Oh wait! Drake thought, what about my suitcase?

Oh well, I only packed clothes and money. But I think I have my wallet in my pocket. I also have some butter (non-salted, so its healthier) in my coat pocket. So I'm only leaving some stupid so-last-year shirts.

Drake had a really silly idea and it made him laugh out loud, like a wheezing hyena or one of those cats he ran over with his car last weekend. He picked up a bucket that was likely abandoned by a child (ok, the child was screaming and crying for his bucket, but Drake shoved him away), filled it with yucky, salty ocean water, and dumped it on the girl when she wasn't looking. He then screamed "I SAW MERCURY THEN VENUS, I SAW THE EARTH AND MARS AND THEN JUPITER, SATURN, URANUS, AND NEPTUNE."

"YOU IDIOT!" she screeched. Hmm, her accent isn't as noticeable when she screams, Drake thought. This is….remark..ablee. The word took him a while to think of, but when he got it, he clapped himself on the back. Literally. Don't you know Drake is a contortionist? He also likes boa constrictors.

The girl dove into the water, and he followed her. But then she disappeared, and his face was filled with bubbles. Luckily, the bubbles didn't burn his eyes. Way to go, Drake! He swam after her like an Olympic swimmer, because Drake has always been a perfect swimmer, he won medals too. However, all he could do was touch something scaly and slimy. Thinking he grabbed a shark or something, he swam back to shore, completely wet. Like, he was drenched. He didn't think the ocean would do that to him. He was Drake. He was just glad he was able to escape from a shark. If he was Josh, he would've been dinner!

Drake then crawled like a lazyass toddler into some stupid smoothie shop, which Drake assumed is the Australian Premiere. Immediately, his eyes literally flew to a group of stupid teens. One girl had curly brown hair, and an annoying face, the other girl had blonde hair, and looked like she wanted to punch her drink. Finally, there was a boy, who was clearly an awkward third wheel. Everything about him just screamed, "Beat me up, Drake! I'm useless!" He was just like Josh except more Australian. Also, he was skinny like...Drake was positive his guitar weighed more than this dude.

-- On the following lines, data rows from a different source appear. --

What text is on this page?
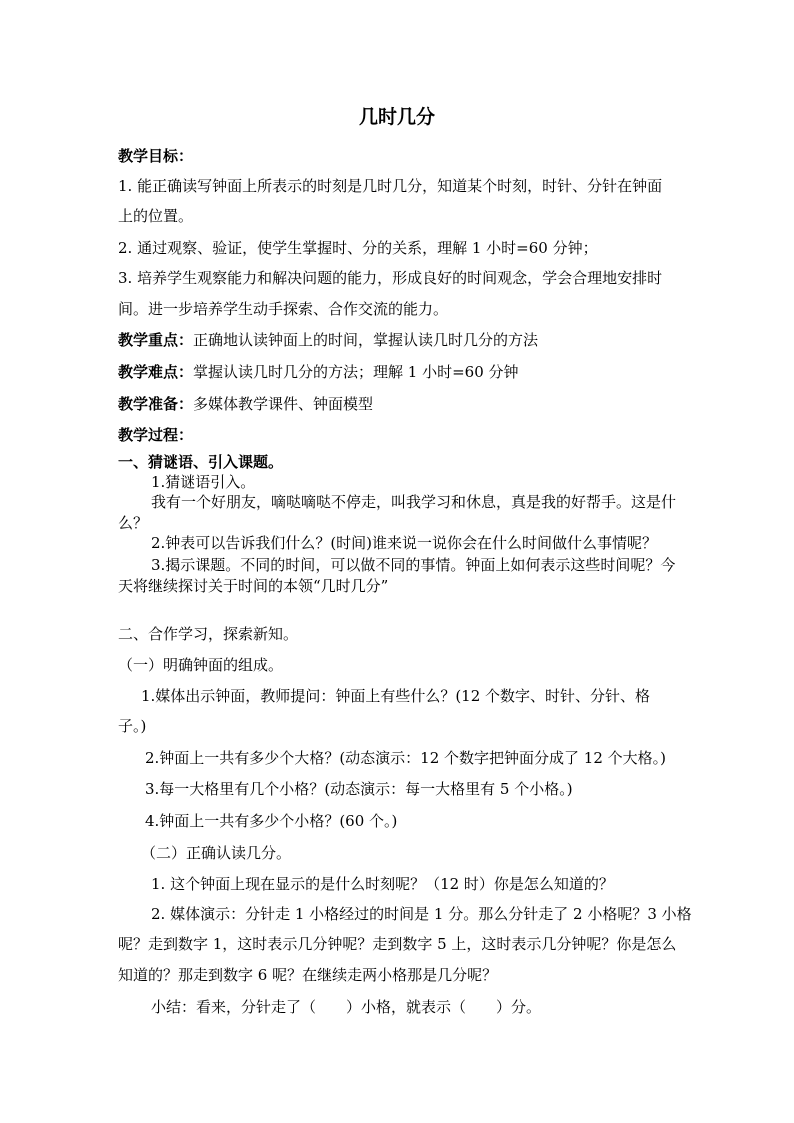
几时几分
教学目标：
1. 能正确读写钟面上所表示的时刻是几时几分，知道某个时刻，时针、分针在钟面
上的位置。
2. 通过观察、验证，使学生掌握时、分的关系，理解 1 小时=60 分钟；
3. 培养学生观察能力和解决问题的能力，形成良好的时间观念，学会合理地安排时
间。进一步培养学生动手探索、合作交流的能力。
教学重点：正确地认读钟面上的时间，掌握认读几时几分的方法
教学难点：掌握认读几时几分的方法；理解 1 小时=60 分钟
教学准备：多媒体教学课件、钟面模型
教学过程：
一、猜谜语、引入课题。
1.猜谜语引入。
我有一个好朋友，嘀哒嘀哒不停走，叫我学习和休息，真是我的好帮手。这是什
么？
2.钟表可以告诉我们什么？(时间)谁来说一说你会在什么时间做什么事情呢？
3.揭示课题。不同的时间，可以做不同的事情。钟面上如何表示这些时间呢？今
天将继续探讨关于时间的本领“几时几分”
二、合作学习，探索新知。
（一）明确钟面的组成。
1.媒体出示钟面，教师提问：钟面上有些什么？(12 个数字、时针、分针、格
子。)
2.钟面上一共有多少个大格？(动态演示：12 个数字把钟面分成了 12 个大格。)
3.每一大格里有几个小格？(动态演示：每一大格里有 5 个小格。)
4.钟面上一共有多少个小格？(60 个。)
（二）正确认读几分。
1. 这个钟面上现在显示的是什么时刻呢？（12 时）你是怎么知道的？
2. 媒体演示：分针走 1 小格经过的时间是 1 分。那么分针走了 2 小格呢？3 小格
呢？走到数字 1，这时表示几分钟呢？走到数字 5 上，这时表示几分钟呢？你是怎么
知道的？那走到数字 6 呢？在继续走两小格那是几分呢？
小结：看来，分针走了（　　）小格，就表示（　　）分。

"Hey, YOU!" Drake screamed, running up to the group of ugly Australians. He nearly slipped on his own ocean water (why wasn't he dry yet?) and slammed his body into their table. Literally. His chest fell down on the blonde girl's punchable drink. She grunted and grabbed his neck something area. Then he felt really sweaty and hot, and felt like he would pass out. But he thought if he passed out, he'd been sleeping with the fishes. Ha-ha, get it? Drake laughed to himself. He was a true comedian.

"What do you want?" the brunette asked sweetly. Suddenly this auburn-haired girl appeared from nowhere. Literally, nowhere. Drake was convinced that this nowhere-land was infested with witches. Yes, he read Harry Potter, and nearly cried because he couldn't read after the first sentence. Josh then screamed at him because his tears were all over the book, and Drake retorted by slamming oatmeal onto/into his belly button. Where are we again? Oh, right.

"LEWIS! Get ovahh heeyh!"

"Yes, Chahlayte!" The stupid-looking skinny-stick, super-yucky guy followed the slightly taller girl.

"Lewis…" Drake said to himself. He looked at the younger teen. Then he looked at his reflection in the napkin holder, thingy. Then he looked back at "Lewis." He had been in Australia, and had already made two enemies. Two. How could this Josh-Australian be dating a hot auburn, who was clearly controlling their relationship? Oh my God, Drake thought. It's the Australian-Mindy. THREE ENEMIES.

Drake knew it was time to face these evil-twins...er, triplets,and show them who's clearly the most famous and clearly the most popular character. Ever. There was no way anyone was going to steal his golden sunlight. No way. Not even a skinny Josh.

"I'll be back," he hissed to the ugly Australians. "You'll see. You'll all see."

He then fled the Australian-Premiere, leaving the ugly teens, he knew they're terribly confused and slightly craving more. After all, their lives were boring as hell. They were ordinary.